The Two Sisters seem to me to be the same (if iterations), in all of their appearances (even, in fact, when the crying pair meets with the laughing pair). I—and perhaps this is my own bias, since I am a sister—could even see the I/you interactions as two sisters. Could you talk about how these doublings occur? (Or, if you believe they occur at all?)
I do believe they occur! That was one of the best discoveries in writing this—how, though the specific details or settings would change, something in the sisters’ relationship remained fundamentally the same. The relationship is imbalanced, but it’s not clear (to me, anyway) exactly how, and neither of the sister-individuals is ever very clearly defined. I guess I was hoping that, by looking at the two sisters from so many angles, I might somehow hone in on two-sisters-ness, so that the relationship itself becomes the central character.

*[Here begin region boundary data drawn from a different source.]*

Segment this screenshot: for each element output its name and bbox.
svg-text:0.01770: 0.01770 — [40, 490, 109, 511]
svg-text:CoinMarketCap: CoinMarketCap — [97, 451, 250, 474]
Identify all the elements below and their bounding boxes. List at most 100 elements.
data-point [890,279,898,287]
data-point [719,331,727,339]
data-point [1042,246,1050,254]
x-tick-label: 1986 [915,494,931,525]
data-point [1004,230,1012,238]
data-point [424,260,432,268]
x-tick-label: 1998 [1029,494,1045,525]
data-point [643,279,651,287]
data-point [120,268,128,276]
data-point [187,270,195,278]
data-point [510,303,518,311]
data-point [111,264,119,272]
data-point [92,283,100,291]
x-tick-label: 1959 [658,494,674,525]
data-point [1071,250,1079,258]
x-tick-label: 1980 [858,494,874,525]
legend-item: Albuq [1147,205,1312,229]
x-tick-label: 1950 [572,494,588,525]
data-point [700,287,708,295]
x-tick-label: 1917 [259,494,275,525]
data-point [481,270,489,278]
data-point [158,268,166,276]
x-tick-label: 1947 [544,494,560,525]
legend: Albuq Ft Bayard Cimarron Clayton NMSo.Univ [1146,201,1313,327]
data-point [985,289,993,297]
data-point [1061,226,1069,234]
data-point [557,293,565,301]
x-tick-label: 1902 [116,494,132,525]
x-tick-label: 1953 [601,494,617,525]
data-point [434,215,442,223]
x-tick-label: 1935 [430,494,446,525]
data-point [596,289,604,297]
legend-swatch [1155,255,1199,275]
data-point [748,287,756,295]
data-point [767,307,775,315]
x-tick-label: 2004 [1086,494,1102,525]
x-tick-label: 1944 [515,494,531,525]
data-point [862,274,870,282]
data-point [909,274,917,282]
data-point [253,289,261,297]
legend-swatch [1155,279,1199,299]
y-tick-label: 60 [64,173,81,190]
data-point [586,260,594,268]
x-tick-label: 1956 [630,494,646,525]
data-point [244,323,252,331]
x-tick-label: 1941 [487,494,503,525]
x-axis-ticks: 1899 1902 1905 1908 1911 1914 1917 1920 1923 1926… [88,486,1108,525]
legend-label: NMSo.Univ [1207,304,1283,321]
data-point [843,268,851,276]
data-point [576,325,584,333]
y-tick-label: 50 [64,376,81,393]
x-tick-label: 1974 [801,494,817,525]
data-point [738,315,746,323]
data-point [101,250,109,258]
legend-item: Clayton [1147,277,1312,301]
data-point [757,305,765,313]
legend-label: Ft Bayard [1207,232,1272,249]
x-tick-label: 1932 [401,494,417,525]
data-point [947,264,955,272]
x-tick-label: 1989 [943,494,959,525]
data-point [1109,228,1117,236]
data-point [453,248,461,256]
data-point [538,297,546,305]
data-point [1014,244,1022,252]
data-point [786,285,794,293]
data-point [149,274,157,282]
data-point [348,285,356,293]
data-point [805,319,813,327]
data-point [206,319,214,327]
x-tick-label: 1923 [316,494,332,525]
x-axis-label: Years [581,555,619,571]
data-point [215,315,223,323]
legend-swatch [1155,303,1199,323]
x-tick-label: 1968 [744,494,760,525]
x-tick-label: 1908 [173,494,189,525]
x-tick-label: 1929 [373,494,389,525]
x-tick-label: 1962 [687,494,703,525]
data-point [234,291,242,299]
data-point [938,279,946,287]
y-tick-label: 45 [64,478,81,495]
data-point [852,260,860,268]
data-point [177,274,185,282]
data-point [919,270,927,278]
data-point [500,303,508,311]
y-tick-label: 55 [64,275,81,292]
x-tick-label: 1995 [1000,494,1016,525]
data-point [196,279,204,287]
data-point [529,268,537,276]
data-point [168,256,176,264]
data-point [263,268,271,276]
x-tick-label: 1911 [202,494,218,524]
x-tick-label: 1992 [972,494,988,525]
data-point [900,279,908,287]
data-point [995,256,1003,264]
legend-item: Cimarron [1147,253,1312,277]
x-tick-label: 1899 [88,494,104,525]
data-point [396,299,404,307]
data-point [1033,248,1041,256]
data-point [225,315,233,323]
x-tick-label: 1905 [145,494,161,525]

I didn’t know at the time I was writing this that Lydia Davis has written stories titled “Two Sisters” and “Two Sisters (II).” The fact that these exist seems to confirm the archetype, even if her stories are about slightly more specific sisters.
Could you give us a few reading recommendations?
Helen Phillips’s And Yet They Were Happy is an inspiration. Nicholas Muellner’s photo-essays Amnesia Pavilion and The Photograph Commands Indifference are mind-alteringly great. And Jillian Weise’s The Amputee’s Guide to Sex reminds me that good writing begins with having something to say. Joan Wickersham’s The News from Spain, Miranda July’s It Chooses You, and Alison Bechdel’s Are You My Mother? most recently delighted me.
Also, I always recommend rereading Sandra Cisneros’s The House on Mango Street.
What other writings can we expect from you?
An alternate, semi-collaborative version of “Two Sisters” called “Sisters Trout” is actually coming out in Trout Family Almanac from Papercut Press sometime this fall. “Sisters Trout” was an experiment in taking all of another writer’s editorial advice as blindly as possible. The Almanac is a collaboration between a group of fiction writers from Brooklyn College’s MFA program called the Trout Family. All of the stories are loosely linked, and it should be juicy fun.
I’ve also got an essay coming out in Slice magazine’s Issue 13, and an essay just out in Best Women’s Travel Writing Vol. 9, reprinted from Witness. I wish I weren’t too superstitious to talk about less-certain expectations! But I am.